For Guinea’s first democratically elected president, Alpha Conde, the country’s vast resource wealth is a vehicle for development. As part of the ongoing mining sector reform the president launched in 2011, Guinea adopted a mining code in September. Guinean officials are currently working on accompanying legislation.
In July 2012, the ABA Rule of Law Initiative (ABA ROLI), with support from the U.S. Department of State’s Bureau of Democracy, Human Rights and Labor, began to work with the Centre du Commerce International pour le Développement (CECIDE), to provide technical support to the legislative drafting efforts of relevant Guinean ministries. To help ensure that the Guinean legislative framework incorporates sufficient protections for local communities, ABA ROLI and CECIDE are assisting the Ministry of Environment, the Ministry of Territorial Administration and Decentralization and the Ministry of Agriculture on key issues that the mining code covers, including standards on community development agreements, on the establishment of local development funds, on environmental and social impact assessments, and on compensation and resettlement of local populations. As a key step in this process, ABA ROLI is conducting community consultations to inform local populations of ongoing legislative reforms, and to encourage them to add their voices to the process.
During consultations in Forecariah earlier this month, communities lamented that they had not had an opportunity to meet with mining company representatives or government officials to discuss their concerns. They said major mining projects are having serious effects on their daily lives, including the degradation of resources such as ground water, the loss of farming and grazing land and the displacement of local populations without adequate compensation.
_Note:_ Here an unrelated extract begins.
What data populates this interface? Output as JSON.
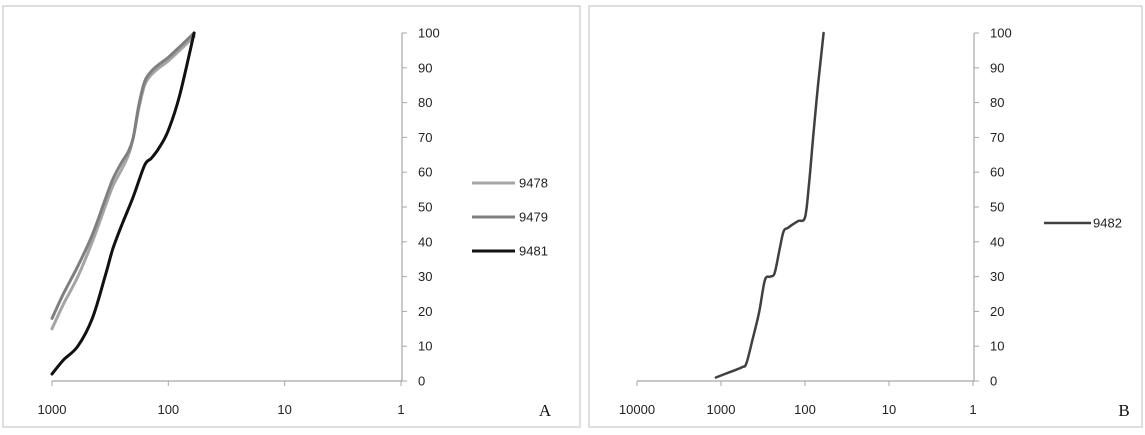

Referring to the ABA ROLI-organized community consultations, a resident said, “This is the first time we are having one-on-one discussions about our future—a future on-hold—since no one cares about us here.”
Throughout Guinea, local populations have little knowledge of their rights and of how to enforce them. In some cases, they have employed violent and disruptive means to voice their frustration. ABA ROLI strives to help ensure that the rule of law will foster an environment that is both conducive to economic development and protective of the basic human rights and needs of surrounding communities.